7. The fixing device according to claim 1, wherein the reinforcement plate further includes

a plate body fixed to the side wall, and

wherein the metal rod is fixed to the plate body by staking.

8. The fixing device according to claim 1, comprising a gear cover attached to the side wall, the gear cover being configured to partially cover outer sides of the first gear and the second gear facing in the longitudinal direction.

9. An image forming apparatus, comprising

an image forming apparatus main body; and

the fixing device according to claim 1, the fixing device being installed into the image forming apparatus main body in a predetermined direction of attachment and attached to the image forming apparatus main body,

wherein the image forming apparatus main body comprises the side frame, the side frame facing the first end of the fixing device attached to the image forming apparatus main body, and

wherein the groove extends along the direction of attachment, with an upstream end of the groove in the direction of attachment being open and a downstream end of the groove in the direction of attachment being closed.

10. The image forming apparatus according to claim 9, wherein the image forming apparatus main body comprises a driving gear meshed with the second gear, the driving gear being configured to rotate to bias the metal rod supporting the second gear toward a downstream side of the groove in the direction of attachment.

11. The image forming apparatus according to claim 9, wherein the groove is configured in such a manner that the further upstream in the direction of attachment, the wider the width of the groove.

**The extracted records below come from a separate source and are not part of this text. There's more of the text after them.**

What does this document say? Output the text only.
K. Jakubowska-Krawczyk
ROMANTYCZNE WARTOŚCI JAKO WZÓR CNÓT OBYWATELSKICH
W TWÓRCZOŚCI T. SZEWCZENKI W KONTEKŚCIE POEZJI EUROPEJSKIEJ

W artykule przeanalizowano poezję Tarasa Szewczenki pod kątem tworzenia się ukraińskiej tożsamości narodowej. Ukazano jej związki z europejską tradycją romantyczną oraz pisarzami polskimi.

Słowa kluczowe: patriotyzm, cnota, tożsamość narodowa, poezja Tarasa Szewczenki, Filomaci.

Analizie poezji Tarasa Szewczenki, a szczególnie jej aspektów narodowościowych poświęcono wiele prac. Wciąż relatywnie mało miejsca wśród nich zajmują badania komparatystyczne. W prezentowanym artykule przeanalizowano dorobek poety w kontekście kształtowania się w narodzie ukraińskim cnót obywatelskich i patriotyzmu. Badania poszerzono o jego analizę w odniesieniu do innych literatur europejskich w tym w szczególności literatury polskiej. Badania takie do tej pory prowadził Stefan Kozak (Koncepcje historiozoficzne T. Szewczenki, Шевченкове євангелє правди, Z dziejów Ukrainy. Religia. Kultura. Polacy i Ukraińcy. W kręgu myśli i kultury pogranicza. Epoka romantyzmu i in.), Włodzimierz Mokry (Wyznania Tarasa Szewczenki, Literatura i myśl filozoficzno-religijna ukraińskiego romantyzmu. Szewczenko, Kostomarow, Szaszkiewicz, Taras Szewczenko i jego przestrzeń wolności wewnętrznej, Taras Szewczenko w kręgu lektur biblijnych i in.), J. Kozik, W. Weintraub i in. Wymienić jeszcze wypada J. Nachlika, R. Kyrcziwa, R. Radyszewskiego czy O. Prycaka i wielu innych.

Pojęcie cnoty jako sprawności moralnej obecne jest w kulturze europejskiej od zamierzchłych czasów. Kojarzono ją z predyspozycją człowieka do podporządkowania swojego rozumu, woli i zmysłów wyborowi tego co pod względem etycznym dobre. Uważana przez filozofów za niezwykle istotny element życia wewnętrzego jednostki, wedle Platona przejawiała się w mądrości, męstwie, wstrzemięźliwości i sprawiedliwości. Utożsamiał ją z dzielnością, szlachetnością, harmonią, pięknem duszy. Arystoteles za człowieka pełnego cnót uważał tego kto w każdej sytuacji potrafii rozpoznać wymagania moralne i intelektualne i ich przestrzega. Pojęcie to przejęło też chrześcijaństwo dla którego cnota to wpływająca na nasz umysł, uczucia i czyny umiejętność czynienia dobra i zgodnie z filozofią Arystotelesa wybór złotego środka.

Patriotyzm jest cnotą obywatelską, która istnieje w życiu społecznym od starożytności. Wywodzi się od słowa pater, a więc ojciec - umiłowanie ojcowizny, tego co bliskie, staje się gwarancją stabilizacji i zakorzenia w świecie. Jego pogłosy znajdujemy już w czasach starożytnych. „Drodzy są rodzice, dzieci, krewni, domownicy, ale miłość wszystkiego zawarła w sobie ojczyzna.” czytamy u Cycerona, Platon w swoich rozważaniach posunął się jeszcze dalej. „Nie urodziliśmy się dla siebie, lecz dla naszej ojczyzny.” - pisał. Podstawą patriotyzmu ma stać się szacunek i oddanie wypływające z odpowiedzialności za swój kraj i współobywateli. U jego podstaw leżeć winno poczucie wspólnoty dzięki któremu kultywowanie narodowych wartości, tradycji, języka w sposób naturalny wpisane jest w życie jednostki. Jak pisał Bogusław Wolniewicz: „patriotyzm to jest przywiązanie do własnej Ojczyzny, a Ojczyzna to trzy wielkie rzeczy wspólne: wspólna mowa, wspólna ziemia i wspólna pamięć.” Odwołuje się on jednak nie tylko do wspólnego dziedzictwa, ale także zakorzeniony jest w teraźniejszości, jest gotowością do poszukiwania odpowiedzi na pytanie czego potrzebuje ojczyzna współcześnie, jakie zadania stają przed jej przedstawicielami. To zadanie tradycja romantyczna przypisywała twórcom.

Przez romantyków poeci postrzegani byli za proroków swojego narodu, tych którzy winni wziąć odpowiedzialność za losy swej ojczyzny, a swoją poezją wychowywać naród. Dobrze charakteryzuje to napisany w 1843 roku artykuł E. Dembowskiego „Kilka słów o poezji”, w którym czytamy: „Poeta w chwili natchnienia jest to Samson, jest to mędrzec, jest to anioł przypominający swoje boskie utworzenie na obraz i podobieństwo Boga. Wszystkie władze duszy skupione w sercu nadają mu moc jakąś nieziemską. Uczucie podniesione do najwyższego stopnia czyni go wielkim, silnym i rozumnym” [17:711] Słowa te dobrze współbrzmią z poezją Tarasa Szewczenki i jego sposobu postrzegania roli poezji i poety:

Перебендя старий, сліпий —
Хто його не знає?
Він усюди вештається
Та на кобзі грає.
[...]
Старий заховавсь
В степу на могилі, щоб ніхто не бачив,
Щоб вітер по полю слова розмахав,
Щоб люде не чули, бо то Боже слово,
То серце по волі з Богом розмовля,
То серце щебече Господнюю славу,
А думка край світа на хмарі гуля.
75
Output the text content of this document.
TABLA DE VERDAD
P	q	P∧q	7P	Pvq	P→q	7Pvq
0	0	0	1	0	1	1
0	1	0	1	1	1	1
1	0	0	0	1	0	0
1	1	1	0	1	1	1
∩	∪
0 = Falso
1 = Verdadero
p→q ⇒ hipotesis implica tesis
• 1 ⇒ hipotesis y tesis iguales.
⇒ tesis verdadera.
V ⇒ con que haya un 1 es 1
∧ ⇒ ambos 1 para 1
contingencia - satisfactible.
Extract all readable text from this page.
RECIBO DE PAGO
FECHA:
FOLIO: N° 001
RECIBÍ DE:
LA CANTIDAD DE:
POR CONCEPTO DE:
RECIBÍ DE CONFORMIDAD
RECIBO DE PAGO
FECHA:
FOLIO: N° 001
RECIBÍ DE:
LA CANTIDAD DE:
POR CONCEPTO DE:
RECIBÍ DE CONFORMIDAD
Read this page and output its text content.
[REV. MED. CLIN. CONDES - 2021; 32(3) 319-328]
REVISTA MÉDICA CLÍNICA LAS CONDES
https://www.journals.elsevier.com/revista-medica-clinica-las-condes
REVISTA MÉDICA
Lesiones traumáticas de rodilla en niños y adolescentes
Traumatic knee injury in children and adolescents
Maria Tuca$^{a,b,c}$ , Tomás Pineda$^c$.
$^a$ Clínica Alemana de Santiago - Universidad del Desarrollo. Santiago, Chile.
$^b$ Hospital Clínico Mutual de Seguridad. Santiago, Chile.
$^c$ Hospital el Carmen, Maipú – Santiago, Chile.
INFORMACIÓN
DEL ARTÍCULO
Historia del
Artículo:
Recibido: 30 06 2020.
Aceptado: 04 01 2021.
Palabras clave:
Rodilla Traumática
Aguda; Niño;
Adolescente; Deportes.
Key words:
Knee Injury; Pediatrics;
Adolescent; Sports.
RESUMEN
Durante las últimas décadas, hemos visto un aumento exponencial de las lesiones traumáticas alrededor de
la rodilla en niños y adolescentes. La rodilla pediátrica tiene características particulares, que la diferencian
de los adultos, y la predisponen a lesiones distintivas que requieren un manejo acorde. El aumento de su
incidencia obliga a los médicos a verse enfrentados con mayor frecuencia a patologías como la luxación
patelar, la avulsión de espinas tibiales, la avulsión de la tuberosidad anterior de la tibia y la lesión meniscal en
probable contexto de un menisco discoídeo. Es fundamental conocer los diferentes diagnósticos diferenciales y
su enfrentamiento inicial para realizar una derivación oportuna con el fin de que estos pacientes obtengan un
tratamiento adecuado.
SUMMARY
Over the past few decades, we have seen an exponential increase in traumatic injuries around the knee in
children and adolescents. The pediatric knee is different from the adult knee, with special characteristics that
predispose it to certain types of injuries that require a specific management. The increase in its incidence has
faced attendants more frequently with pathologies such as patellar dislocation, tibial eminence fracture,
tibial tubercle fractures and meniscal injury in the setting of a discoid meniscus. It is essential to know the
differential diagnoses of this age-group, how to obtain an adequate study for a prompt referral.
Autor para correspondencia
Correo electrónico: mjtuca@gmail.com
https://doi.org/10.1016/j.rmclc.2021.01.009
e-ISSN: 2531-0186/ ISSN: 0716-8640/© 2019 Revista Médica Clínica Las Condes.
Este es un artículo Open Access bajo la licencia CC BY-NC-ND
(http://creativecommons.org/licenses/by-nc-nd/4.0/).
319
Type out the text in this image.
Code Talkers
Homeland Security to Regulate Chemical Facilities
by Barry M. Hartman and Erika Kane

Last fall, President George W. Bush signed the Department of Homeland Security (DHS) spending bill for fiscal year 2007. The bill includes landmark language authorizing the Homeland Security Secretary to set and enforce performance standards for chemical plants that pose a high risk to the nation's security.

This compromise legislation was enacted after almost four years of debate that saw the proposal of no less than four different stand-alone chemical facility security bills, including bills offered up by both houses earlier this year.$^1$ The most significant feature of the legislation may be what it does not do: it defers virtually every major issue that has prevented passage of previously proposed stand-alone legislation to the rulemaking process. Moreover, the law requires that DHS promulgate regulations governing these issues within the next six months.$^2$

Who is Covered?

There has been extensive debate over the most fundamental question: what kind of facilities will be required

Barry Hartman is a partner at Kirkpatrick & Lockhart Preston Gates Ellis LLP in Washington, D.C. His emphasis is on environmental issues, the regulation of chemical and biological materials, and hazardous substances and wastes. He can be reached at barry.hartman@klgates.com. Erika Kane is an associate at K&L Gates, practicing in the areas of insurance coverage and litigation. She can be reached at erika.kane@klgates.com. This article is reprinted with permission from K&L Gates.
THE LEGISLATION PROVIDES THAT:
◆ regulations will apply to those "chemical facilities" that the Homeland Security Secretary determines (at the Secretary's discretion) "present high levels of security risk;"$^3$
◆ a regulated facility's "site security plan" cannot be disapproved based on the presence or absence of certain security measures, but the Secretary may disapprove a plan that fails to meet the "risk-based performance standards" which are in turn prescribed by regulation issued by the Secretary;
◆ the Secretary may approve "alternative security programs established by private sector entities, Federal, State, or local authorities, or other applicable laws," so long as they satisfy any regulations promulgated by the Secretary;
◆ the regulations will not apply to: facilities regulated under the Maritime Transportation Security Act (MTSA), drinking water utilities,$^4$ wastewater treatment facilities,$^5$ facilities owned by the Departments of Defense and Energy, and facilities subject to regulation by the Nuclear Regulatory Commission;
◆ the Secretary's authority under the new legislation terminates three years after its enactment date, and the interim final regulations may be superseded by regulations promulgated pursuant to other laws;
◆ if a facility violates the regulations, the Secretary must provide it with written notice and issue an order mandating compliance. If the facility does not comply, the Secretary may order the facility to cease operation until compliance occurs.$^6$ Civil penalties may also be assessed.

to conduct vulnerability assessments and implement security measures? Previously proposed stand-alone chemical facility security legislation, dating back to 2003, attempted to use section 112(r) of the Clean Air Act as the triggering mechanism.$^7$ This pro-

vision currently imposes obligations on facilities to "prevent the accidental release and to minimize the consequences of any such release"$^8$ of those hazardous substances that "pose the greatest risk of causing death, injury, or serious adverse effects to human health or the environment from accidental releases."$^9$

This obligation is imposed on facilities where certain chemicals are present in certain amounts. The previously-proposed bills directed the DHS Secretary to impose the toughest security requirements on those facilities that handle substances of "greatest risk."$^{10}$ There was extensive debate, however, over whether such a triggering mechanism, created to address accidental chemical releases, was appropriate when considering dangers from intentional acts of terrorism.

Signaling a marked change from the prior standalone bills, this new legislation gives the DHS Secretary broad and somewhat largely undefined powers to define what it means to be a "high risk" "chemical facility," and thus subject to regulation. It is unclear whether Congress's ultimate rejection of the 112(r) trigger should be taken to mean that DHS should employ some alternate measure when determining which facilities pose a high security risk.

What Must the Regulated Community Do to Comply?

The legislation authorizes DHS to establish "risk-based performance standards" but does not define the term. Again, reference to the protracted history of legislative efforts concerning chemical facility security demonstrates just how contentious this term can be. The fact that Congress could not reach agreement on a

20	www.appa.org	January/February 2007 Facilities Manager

12. A fixing device to be attached to an image forming apparatus, comprising:

a heater:

a heating rotating body to be heated by the heater;

a reinforcement plate made of metal and fixed to the side wall; and

a pressure arm configured to press one of the heating rotating body and the pressure rotating body against the other of the heating rotating body and the pressure rotating body,

wherein the reinforcement plate includes a protrusion that protrudes in the longitudinal direction, the protrusion being configured to locate the fixing device in place with respect to the image forming apparatus,

wherein the frame includes a boss extending in the longitudinal direction, the boss having a hole for fixing the reinforcement plate to the frame by a screw, and

wherein the pressure arm is engaged with the boss and rotatably supported by the frame.